What would happen to Edna Mae, if I did not wake her, to rouse her to breathe? Was there an understanding in this, sent by God, that I was to interpret?—badly it worried me, like picking off tiny thorn-seeds from my trouser cuffs, that you can never come to the end of picking-off, for I did not understand.

Though knowing that Operation Rescue was to be a turn in my heart. This, I seemed to know even before we’d made our plans to drive to West Virginia.

Thinking calmly how the Professor had looked into my heart, he had seen me.

Pray for our brave martyrs. And pray for ourselves . . .

For weeks I had been planning to attend Defending the Defenseless. But I had not thought that Edna Mae would accompany me on such a long drive, for she has been unwell. It was surprising to me, she’d suddenly said Take me with you, Luther—I am afraid to be alone in the house without you. You have to watch over me.

At first I could not comprehend what this might mean. For often Edna Mae is alone in the house when the children are at school, and I am at work through the day. But then, as Edna Mae spoke further, in a wandering manner, with interruptions of breathless laughter, it seemed to develop that my dear wife was afraid of being alone in the house without her husband to watch over her in the night.

This could only mean—(so I thought)—that Edna Mae was afraid that she might injure herself in my absence.

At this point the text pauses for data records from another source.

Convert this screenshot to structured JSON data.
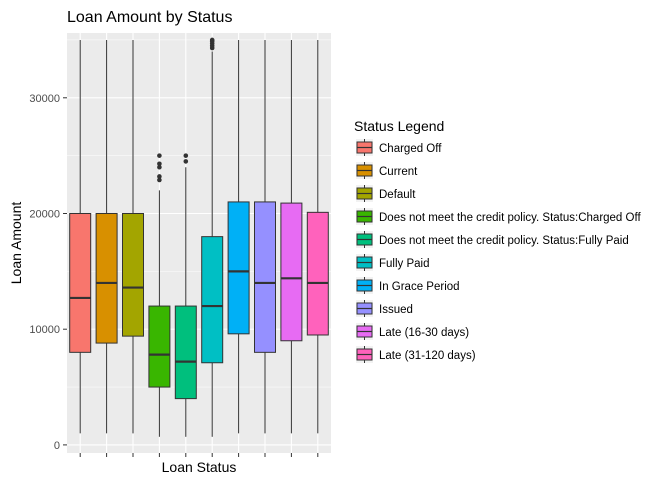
{
  "chart_data": {
    "type": "box",
    "title": "Loan Amount by Status",
    "xlabel": "Loan Status",
    "ylabel": "Loan Amount",
    "ylim": [
      -700,
      35600
    ],
    "yticks": [
      0,
      10000,
      20000,
      30000
    ],
    "ytick_labels": [
      "0",
      "10000",
      "20000",
      "30000"
    ],
    "grid": true,
    "legend": {
      "title": "Status Legend",
      "position": "right"
    },
    "series": [
      {
        "name": "Charged Off",
        "color": "#F8766D",
        "whisker_low": 1000,
        "q1": 8000,
        "median": 12700,
        "q3": 20000,
        "whisker_high": 35000,
        "outliers": []
      },
      {
        "name": "Current",
        "color": "#D89000",
        "whisker_low": 1000,
        "q1": 8800,
        "median": 14000,
        "q3": 20000,
        "whisker_high": 35000,
        "outliers": []
      },
      {
        "name": "Default",
        "color": "#A3A500",
        "whisker_low": 1000,
        "q1": 9400,
        "median": 13600,
        "q3": 20000,
        "whisker_high": 35000,
        "outliers": []
      },
      {
        "name": "Does not meet the credit policy. Status:Charged Off",
        "color": "#39B600",
        "whisker_low": 700,
        "q1": 5000,
        "median": 7800,
        "q3": 12000,
        "whisker_high": 22000,
        "outliers": [
          22900,
          23200,
          24000,
          24300,
          25000
        ]
      },
      {
        "name": "Does not meet the credit policy. Status:Fully Paid",
        "color": "#00BF7D",
        "whisker_low": 700,
        "q1": 4000,
        "median": 7200,
        "q3": 12000,
        "whisker_high": 24000,
        "outliers": [
          24500,
          25000
        ]
      },
      {
        "name": "Fully Paid",
        "color": "#00BFC4",
        "whisker_low": 700,
        "q1": 7100,
        "median": 12000,
        "q3": 18000,
        "whisker_high": 34000,
        "outliers": [
          34300,
          34500,
          34700,
          34900,
          35000
        ]
      },
      {
        "name": "In Grace Period",
        "color": "#00B0F6",
        "whisker_low": 1000,
        "q1": 9600,
        "median": 15000,
        "q3": 21000,
        "whisker_high": 35000,
        "outliers": []
      },
      {
        "name": "Issued",
        "color": "#9590FF",
        "whisker_low": 1000,
        "q1": 8000,
        "median": 14000,
        "q3": 21000,
        "whisker_high": 35000,
        "outliers": []
      },
      {
        "name": "Late (16-30 days)",
        "color": "#E76BF3",
        "whisker_low": 1000,
        "q1": 9000,
        "median": 14400,
        "q3": 20900,
        "whisker_high": 35000,
        "outliers": []
      },
      {
        "name": "Late (31-120 days)",
        "color": "#FF62BC",
        "whisker_low": 1000,
        "q1": 9500,
        "median": 14000,
        "q3": 20100,
        "whisker_high": 35000,
        "outliers": []
      }
    ]
  }
}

By accident, she might take an overdose of her medication. Or, less by accident, she might “injure” herself with a sharp knife, or in some other terrible way.

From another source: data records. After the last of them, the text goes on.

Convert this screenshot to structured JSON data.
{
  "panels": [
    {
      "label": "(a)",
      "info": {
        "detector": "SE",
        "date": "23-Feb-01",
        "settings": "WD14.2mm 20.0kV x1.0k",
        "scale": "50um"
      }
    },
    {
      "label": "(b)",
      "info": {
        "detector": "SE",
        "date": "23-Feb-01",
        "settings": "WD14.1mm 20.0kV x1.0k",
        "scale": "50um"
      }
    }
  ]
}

Of course—Edna Mae did not mean this. It is a way of saying how sad she is, how unhappy. How badly she needs her husband to protect her.

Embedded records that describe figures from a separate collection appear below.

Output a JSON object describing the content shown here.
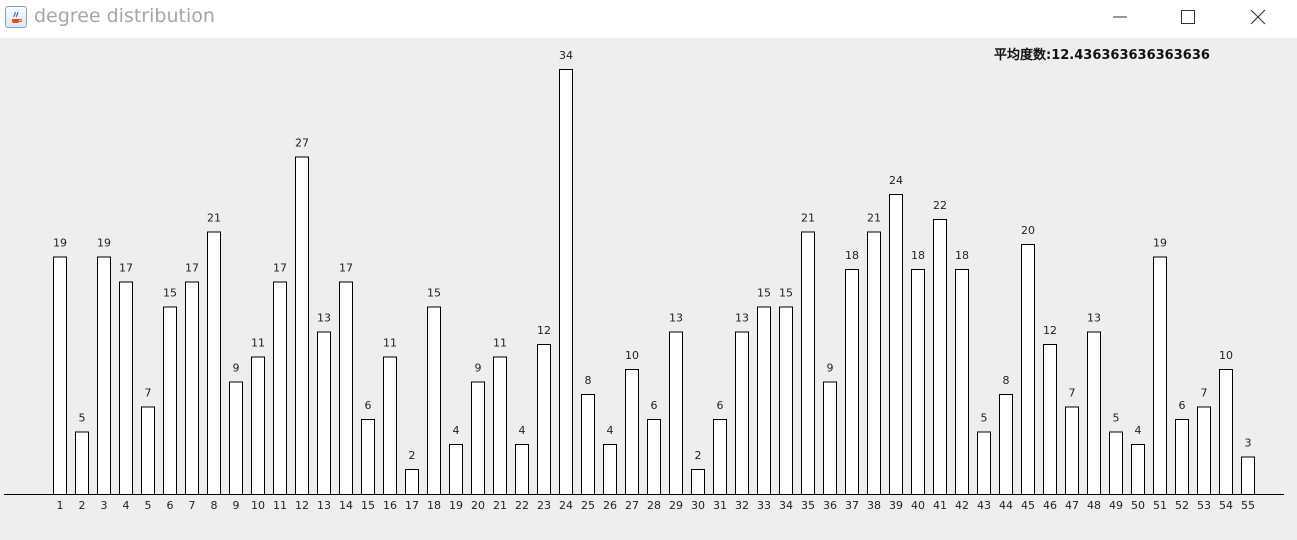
{
  "window": {
    "title": "degree distribution"
  },
  "header": {
    "average_label": "平均度数:12.436363636363636"
  },
  "chart_data": {
    "type": "bar",
    "title": "",
    "xlabel": "",
    "ylabel": "",
    "ylim": [
      0,
      34
    ],
    "grid": false,
    "categories": [
      "1",
      "2",
      "3",
      "4",
      "5",
      "6",
      "7",
      "8",
      "9",
      "10",
      "11",
      "12",
      "13",
      "14",
      "15",
      "16",
      "17",
      "18",
      "19",
      "20",
      "21",
      "22",
      "23",
      "24",
      "25",
      "26",
      "27",
      "28",
      "29",
      "30",
      "31",
      "32",
      "33",
      "34",
      "35",
      "36",
      "37",
      "38",
      "39",
      "40",
      "41",
      "42",
      "43",
      "44",
      "45",
      "46",
      "47",
      "48",
      "49",
      "50",
      "51",
      "52",
      "53",
      "54",
      "55"
    ],
    "values": [
      19,
      5,
      19,
      17,
      7,
      15,
      17,
      21,
      9,
      11,
      17,
      27,
      13,
      17,
      6,
      11,
      2,
      15,
      4,
      9,
      11,
      4,
      12,
      34,
      8,
      4,
      10,
      6,
      13,
      2,
      6,
      13,
      15,
      15,
      21,
      9,
      18,
      21,
      24,
      18,
      22,
      18,
      5,
      8,
      20,
      12,
      7,
      13,
      5,
      4,
      19,
      6,
      7,
      10,
      3
    ],
    "bar_fill": "#ffffff",
    "bar_stroke": "#000000"
  }
}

Thought of this responsibility filled my heart with a husband’s love. And for my dear children, the love of a Christian father.

That night, after we returned past midnight to Muskegee Falls, and to the (darkened) house, Edna Mae was scarcely able to keep her eyes open as I helped her from the car, and into the house; she had difficulty keeping her balance as I half-carried her upstairs to our bedroom. As we ascended the stairs two things seemed to occur simultaneously: the sound of a door shutting in the upstairs hall, and the appearance, at the top of the stairs, of our thirteen-year-old Luke in pajamas, and barefoot, staring down at us with worried eyes. Though I was not quick-witted enough to comprehend this at the time, it is likely that one of our daughters, probably Dawn, was responsible for shutting the door, quickly entering the room she shared with her sister Anita before we could see her; while Luke, the child most like me, a boy with young-old eyes, remained to greet us, and to ask what was wrong with his mother?—and I said, trying for a jovial tone, “Not a thing is wrong, son, except that your mother is up past her bedtime.”

Still the boy stared at us, unconvinced. It is rare that one sees a child’s forehead so visibly furrowed, as Luke’s; and it is upsetting to observe how the boy gnaws at his lower lip, as if to draw blood. Often it seems to me that I see a small mottled-red birthmark on the boy’s left cheek—in fact there is none. (Yet I can’t stop myself from looking—many times in a single day.) I felt as though a vise had seized my heart, for our firstborn will surely grow to be as tall and as big-framed as his father, and there is a helplessness in such, for it will be your responsibility to protect others who are smaller and weaker than you; and it is very easy to lose balance in such a frame, and you are always exposed—the sky is always “open” above you. In a lowered voice I said, “Go back to bed, son. You have school tomorrow.”